Розенов неторопливо прожевал кусок колбасы, проглотил.
— Согласен. Но если рядом с Лысенко поставить кое-кого с пистолетом в кобуре, шут гороховый мигом превращается в маститого ученого. Должность, которую занимал верный лысенковец, Роглеру дали, когда тот ушел на пенсию. Как раз началась так называемая «оттепель». Сталин упокоился, как Белоснежка, в хрустальном гробу, усы его, правда, не переставали расти. А мой друг Роглер в своей картофельной области вознамерился претворить в жизнь идею социализма с человеческим лицом. — Розенов засмеялся, но странным, невеселым смехом, и смахнул слезу. — Трижды три года работы. — Он глубоко вздохнул. — Роглер при каждой смене партийного курса все начинал сначала, а курс менялся каждые три года. Но наконец мой друг уперся — наотрез отказался в очередной раз изменять концепцию выставки. Его оставили в покое, несколько лет он тихо работал себе, работал, работал… И тут пала Берлинская стена.
— Почему же он в это время не попытался организовать выставку на Западе?

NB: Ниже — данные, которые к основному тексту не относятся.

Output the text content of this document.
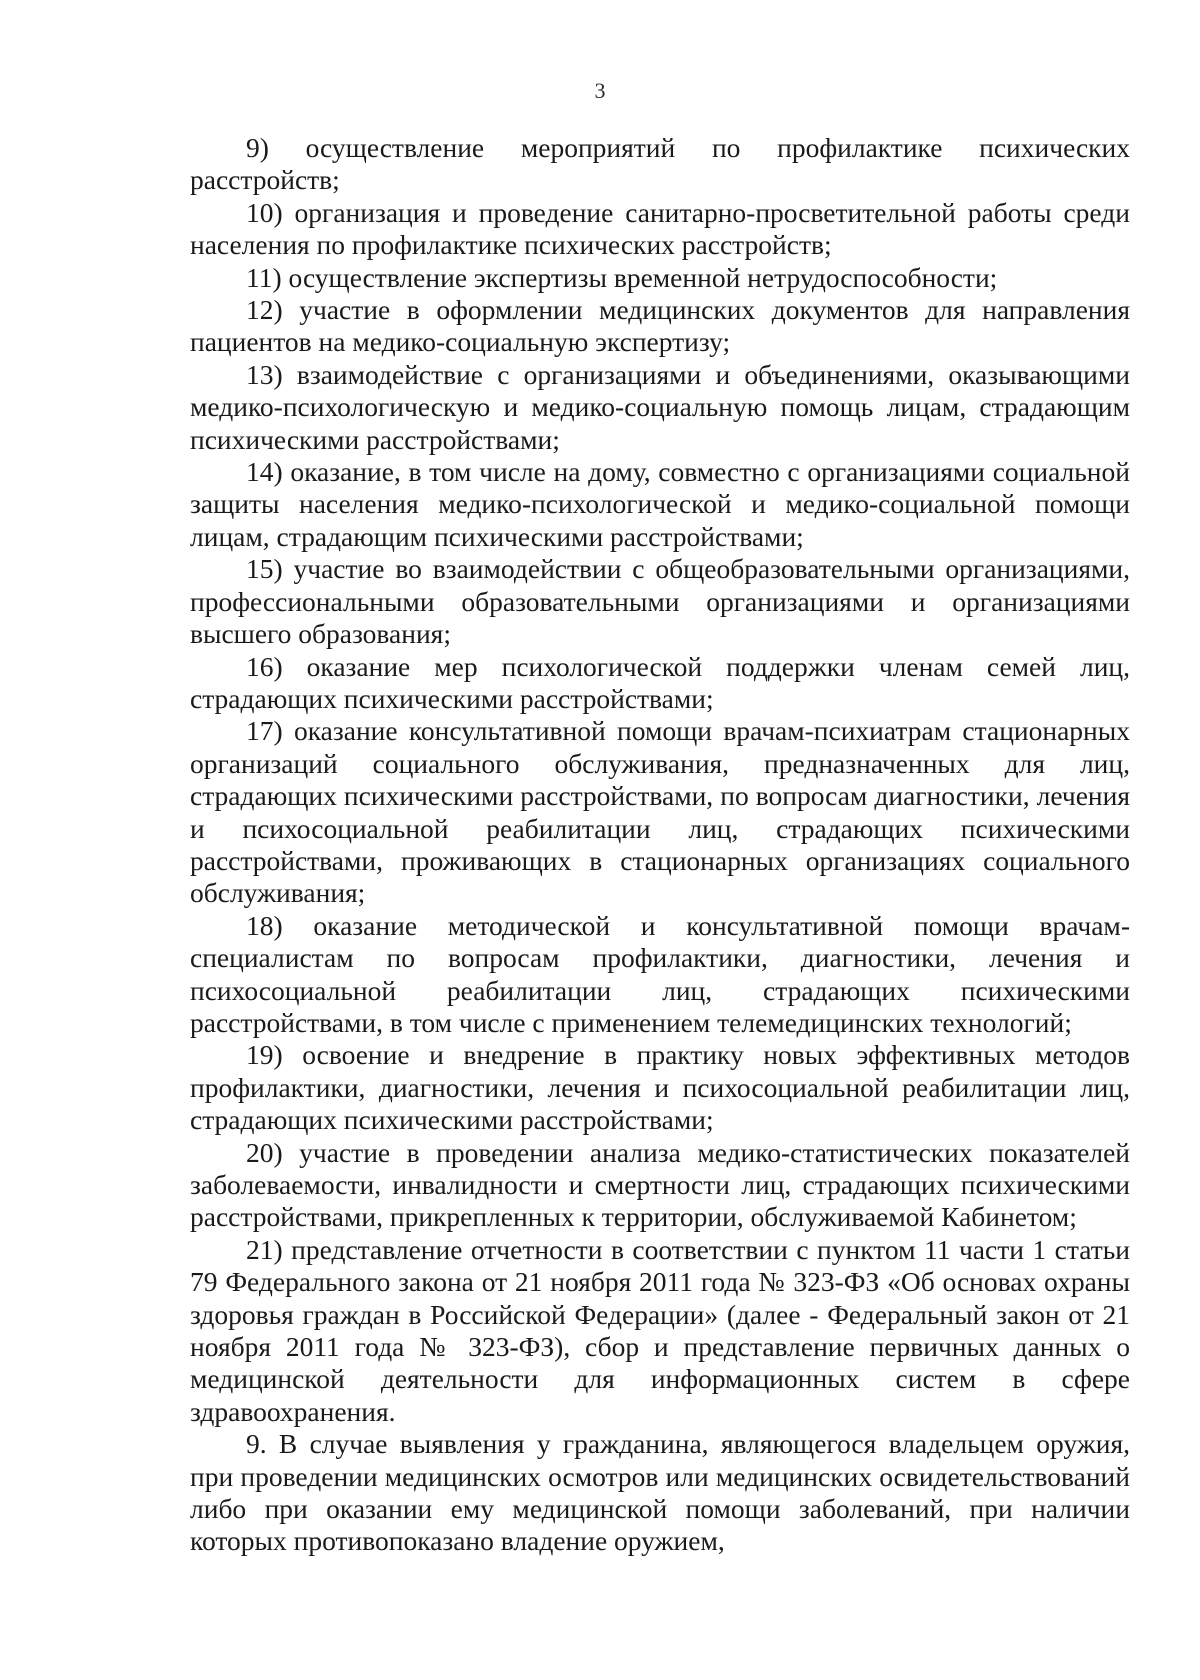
3

9) осуществление мероприятий по профилактике психических расстройств;

10) организация и проведение санитарно-просветительной работы среди населения по профилактике психических расстройств;

11) осуществление экспертизы временной нетрудоспособности;

12) участие в оформлении медицинских документов для направления пациентов на медико-социальную экспертизу;

13) взаимодействие с организациями и объединениями, оказывающими медико-психологическую и медико-социальную помощь лицам, страдающим психическими расстройствами;

14) оказание, в том числе на дому, совместно с организациями социальной защиты населения медико-психологической и медико-социальной помощи лицам, страдающим психическими расстройствами;

15) участие во взаимодействии с общеобразовательными организациями, профессиональными образовательными организациями и организациями высшего образования;

16) оказание мер психологической поддержки членам семей лиц, страдающих психическими расстройствами;

17) оказание консультативной помощи врачам-психиатрам стационарных организаций социального обслуживания, предназначенных для лиц, страдающих психическими расстройствами, по вопросам диагностики, лечения и психосоциальной реабилитации лиц, страдающих психическими расстройствами, проживающих в стационарных организациях социального обслуживания;

18) оказание методической и консультативной помощи врачам-специалистам по вопросам профилактики, диагностики, лечения и психосоциальной реабилитации лиц, страдающих психическими расстройствами, в том числе с применением телемедицинских технологий;

19) освоение и внедрение в практику новых эффективных методов профилактики, диагностики, лечения и психосоциальной реабилитации лиц, страдающих психическими расстройствами;

20) участие в проведении анализа медико-статистических показателей заболеваемости, инвалидности и смертности лиц, страдающих психическими расстройствами, прикрепленных к территории, обслуживаемой Кабинетом;

21) представление отчетности в соответствии с пунктом 11 части 1 статьи 79 Федерального закона от 21 ноября 2011 года № 323-ФЗ «Об основах охраны здоровья граждан в Российской Федерации» (далее - Федеральный закон от 21 ноября 2011 года № 323-ФЗ), сбор и представление первичных данных о медицинской деятельности для информационных систем в сфере здравоохранения.

9. В случае выявления у гражданина, являющегося владельцем оружия, при проведении медицинских осмотров или медицинских освидетельствований либо при оказании ему медицинской помощи заболеваний, при наличии которых противопоказано владение оружием,
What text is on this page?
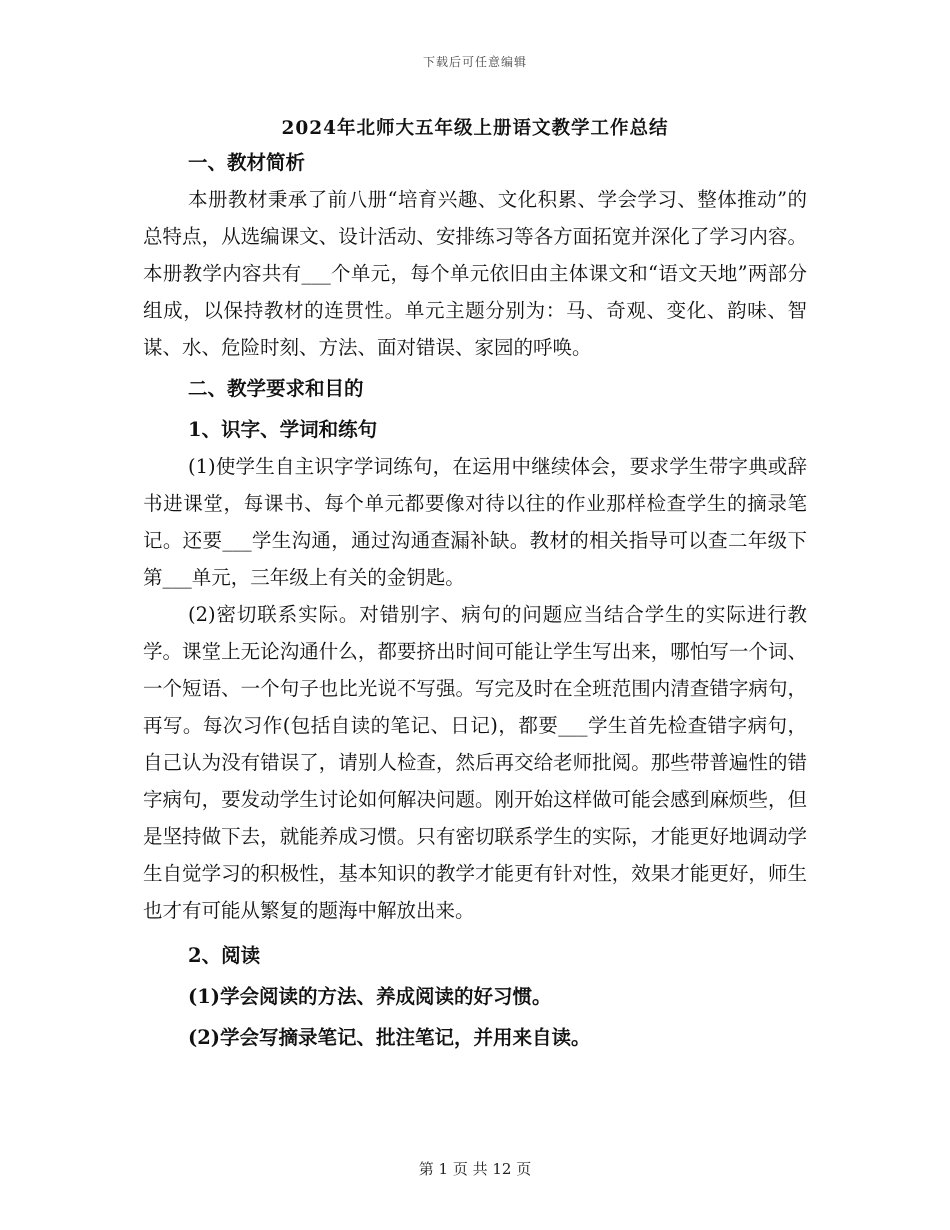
下载后可任意编辑
2024年北师大五年级上册语文教学工作总结
一、教材简析
本册教材秉承了前八册“培育兴趣、文化积累、学会学习、整体推动”的总特点，从选编课文、设计活动、安排练习等各方面拓宽并深化了学习内容。本册教学内容共有___个单元，每个单元依旧由主体课文和“语文天地”两部分组成，以保持教材的连贯性。单元主题分别为：马、奇观、变化、韵味、智谋、水、危险时刻、方法、面对错误、家园的呼唤。
二、教学要求和目的
1、识字、学词和练句
(1)使学生自主识字学词练句，在运用中继续体会，要求学生带字典或辞书进课堂，每课书、每个单元都要像对待以往的作业那样检查学生的摘录笔记。还要___学生沟通，通过沟通查漏补缺。教材的相关指导可以查二年级下第___单元，三年级上有关的金钥匙。
(2)密切联系实际。对错别字、病句的问题应当结合学生的实际进行教学。课堂上无论沟通什么，都要挤出时间可能让学生写出来，哪怕写一个词、一个短语、一个句子也比光说不写强。写完及时在全班范围内清查错字病句，再写。每次习作(包括自读的笔记、日记)，都要___学生首先检查错字病句，自己认为没有错误了，请别人检查，然后再交给老师批阅。那些带普遍性的错字病句，要发动学生讨论如何解决问题。刚开始这样做可能会感到麻烦些，但是坚持做下去，就能养成习惯。只有密切联系学生的实际，才能更好地调动学生自觉学习的积极性，基本知识的教学才能更有针对性，效果才能更好，师生也才有可能从繁复的题海中解放出来。
2、阅读
(1)学会阅读的方法、养成阅读的好习惯。
(2)学会写摘录笔记、批注笔记，并用来自读。
第 1 页 共 12 页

— Он пытался. — Розенов отодвинул тарелку. — Вступил в контакт с одной этнологиней из Западного Берлина. Они принялись искать источники финансирования, иначе говоря, спонсоров. Заинтересовалась крупная фирма — производитель картофельного пюре и супчиков быстрого приготовления, знаете, конечно, такие, в вакуумной упаковке. Ну и что же этим фирмачам сказал мой друг Роглер? «У нас с вами получится единообразная каша. А мы такой уже накушались в нашей ГДР, хотя у нас она и была похуже качеством». — Розенов засмеялся, качая головой. — Вот так прямо в лоб им и брякнул, менеджерам тем, с картофельным пюре в баночках и супчиками из порошка. Тем не менее специалисты той фирмы очень доброжелательно приняли его проект. И что же? Повесить два-три рекламных щита — нет! Ну хотя бы указать где-то название фирмы, она в то время как раз перешла в собственность американцев, — нет! В сущности, у Роглера не было понимания ни того, ни другого строя.

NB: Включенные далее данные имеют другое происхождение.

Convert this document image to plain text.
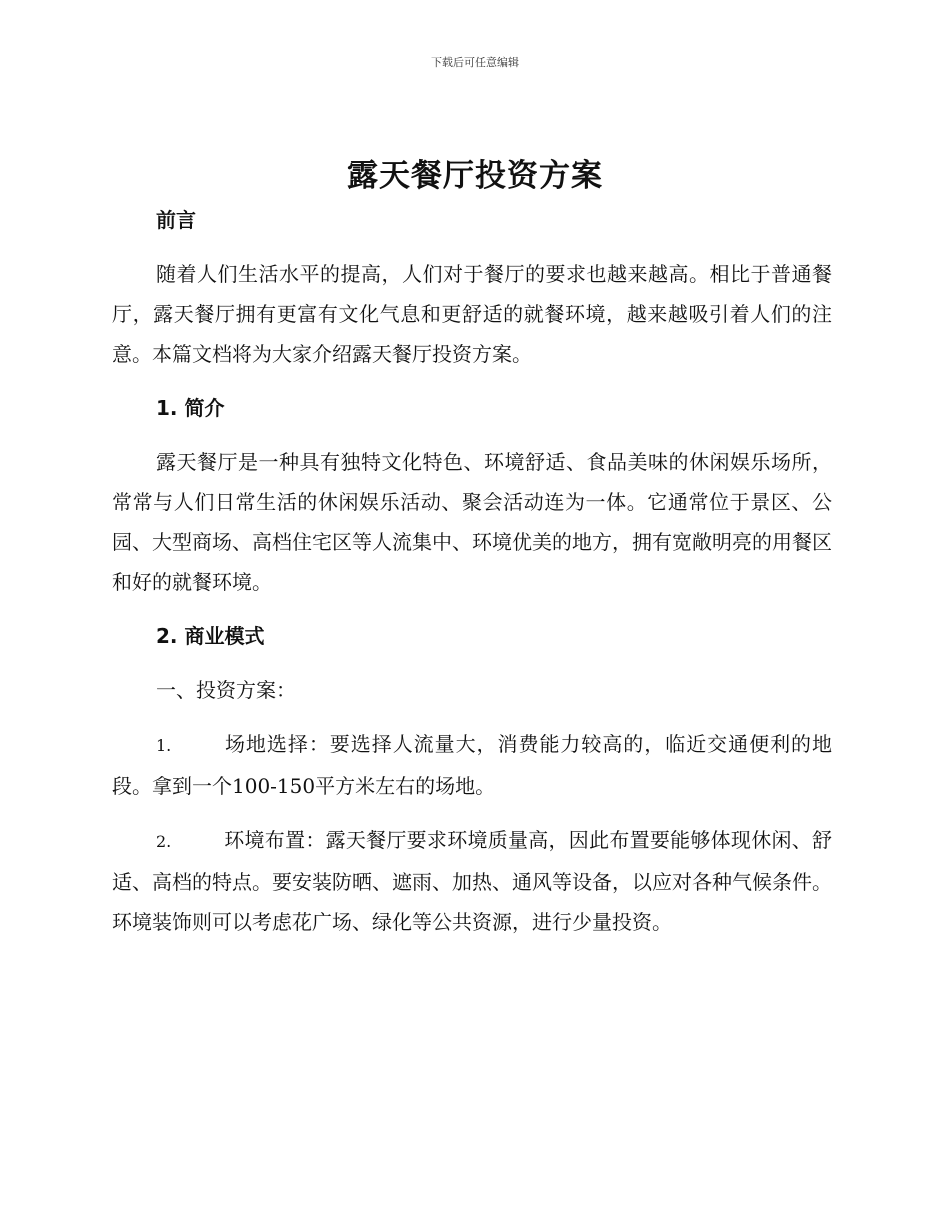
下载后可任意编辑
露天餐厅投资方案
前言
随着人们生活水平的提高，人们对于餐厅的要求也越来越高。相比于普通餐厅，露天餐厅拥有更富有文化气息和更舒适的就餐环境，越来越吸引着人们的注意。本篇文档将为大家介绍露天餐厅投资方案。
1. 简介
露天餐厅是一种具有独特文化特色、环境舒适、食品美味的休闲娱乐场所，常常与人们日常生活的休闲娱乐活动、聚会活动连为一体。它通常位于景区、公园、大型商场、高档住宅区等人流集中、环境优美的地方，拥有宽敞明亮的用餐区和好的就餐环境。
2. 商业模式
一、投资方案：
1.	场地选择：要选择人流量大，消费能力较高的，临近交通便利的地段。拿到一个100-150平方米左右的场地。
2.	环境布置：露天餐厅要求环境质量高，因此布置要能够体现休闲、舒适、高档的特点。要安装防晒、遮雨、加热、通风等设备，以应对各种气候条件。环境装饰则可以考虑花广场、绿化等公共资源，进行少量投资。
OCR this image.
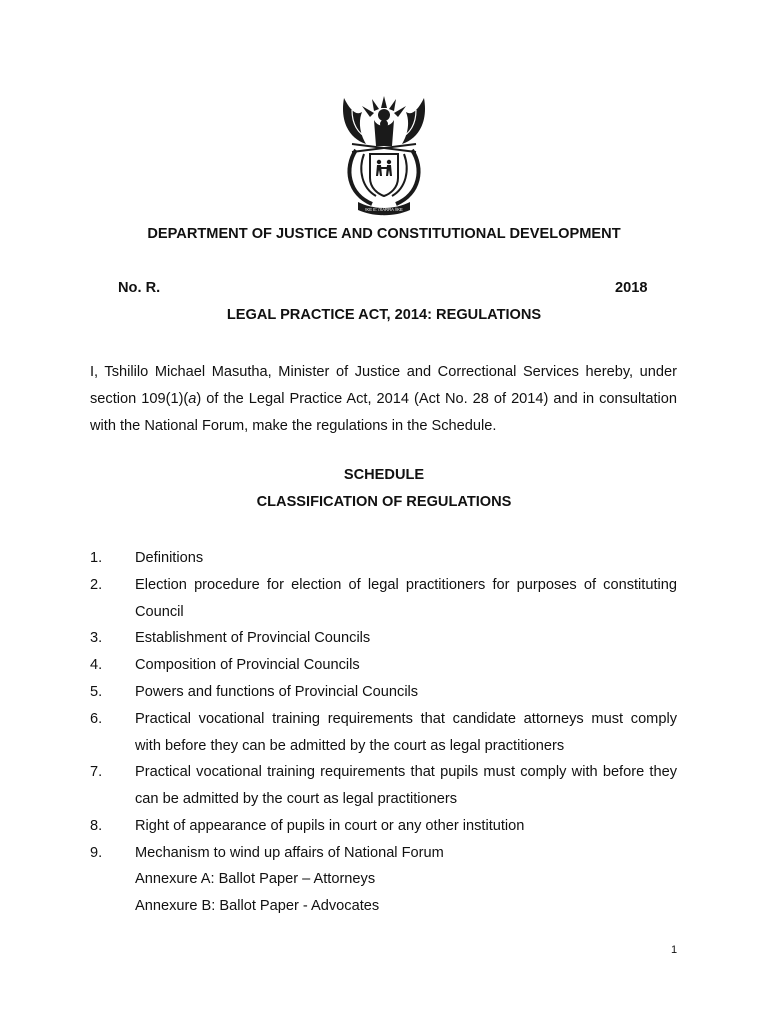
!KE E: /XARRA //KE
DEPARTMENT OF JUSTICE AND CONSTITUTIONAL DEVELOPMENT
No. R.	2018
LEGAL PRACTICE ACT, 2014: REGULATIONS

I, Tshililo Michael Masutha, Minister of Justice and Correctional Services hereby, under section 109(1)(a) of the Legal Practice Act, 2014 (Act No. 28 of 2014) and in consultation with the National Forum, make the regulations in the Schedule.

SCHEDULE
CLASSIFICATION OF REGULATIONS
1. Definitions
2. Election procedure for election of legal practitioners for purposes of constituting Council
3. Establishment of Provincial Councils
4. Composition of Provincial Councils
5. Powers and functions of Provincial Councils
6. Practical vocational training requirements that candidate attorneys must comply with before they can be admitted by the court as legal practitioners
7. Practical vocational training requirements that pupils must comply with before they can be admitted by the court as legal practitioners
8. Right of appearance of pupils in court or any other institution
9. Mechanism to wind up affairs of National Forum
Annexure A: Ballot Paper – Attorneys
Annexure B: Ballot Paper - Advocates
1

Я не сразу решился, но все-таки спросил:
— Отчего он умер?
— Нет, ничего похожего на то, о чем вы сейчас подумали. Никаких снотворных в лошадиных дозах. Мне кажется, он до конца был в ладу с самим собой. Хотя в последние месяцы перед его смертью мы редко виделись. Просто разошлись как-то, ни ссор, ни вражды не было. Я тогда переехал на другую квартиру, в западную часть Берлина. Да… — Розенов замолчал и довольно долго сидел, уставясь в одну точку. — Да… У него ведь была тяжелая наследственность. Его отец умер от сердца в сорок семь лет, брат еще моложе был и тоже умер от сердца. Вот и он, в пятьдесят два года. Инфаркт. Днем раньше я с ним говорил по телефону. Мы в то время не встречались. Но иногда перезванивались. А раньше очень любили всякие розыгрыши, дурачились. Рассказывали друг другу анекдоты про нашу академию, потом — о своих передрягах и приключениях в рыночной экономике, о которой мы тогда понятия не имели. — Розенов улыбнулся. — Я, например, рассказал ему историю о крысе, которая меланхолично полеживала себе в унитазе, когда покупатель квартиры — старый фонд, после капитального ремонта, — солидный богатый клиент, поднял крышку. А Роглер, помню, рассказывал, как его на бирже труда хотели подрядить начальником отдела рекламы, и куда же? — в Мак-Дональдс! Разумеется, картофель-фри в кульке тоже картошка. Вот и нашли подходящего специалиста. «Нет», — сказал он. Ему уже за пятьдесят было, в работе с общественностью он ничегошеньки не смыслил. Пришел, так он рассказывал, к ним в офис, изложил свои взгляды, и заведующий со смеху едва не лопнул. Роглер всегда рассказывал о таких казусах с большой самоиронией. Да… За день до его смерти мы разговаривали по телефону. Он говорил серьезно, что показалось мне необычным, и сказал довольно странную вещь. Надо, сказал он, поступать как бедуины в пустыне — они, чуть что, сворачивают свои шатры, и снова открывается горизонт. Странно, правда? Почему именно такой образ пришел ему на ум? Ну, потом его сестра все прибрала к рукам, картины русских авангардистов тоже. Спросила, куда девать ящик с картофельным архивом. Ладно, говорю, возьму ящик. Это его личный архив. А другой, тот, что он собрал в институте академии, разбазарили. Часть отдали на хранение в какой-то мебельный склад. Часть исчезла без следа, когда академию распустили. — Розенов опять отпил воды. — Он разрабатывал совершенно несуразную тему. Задумал составить каталог вкусовых оттенков картошки.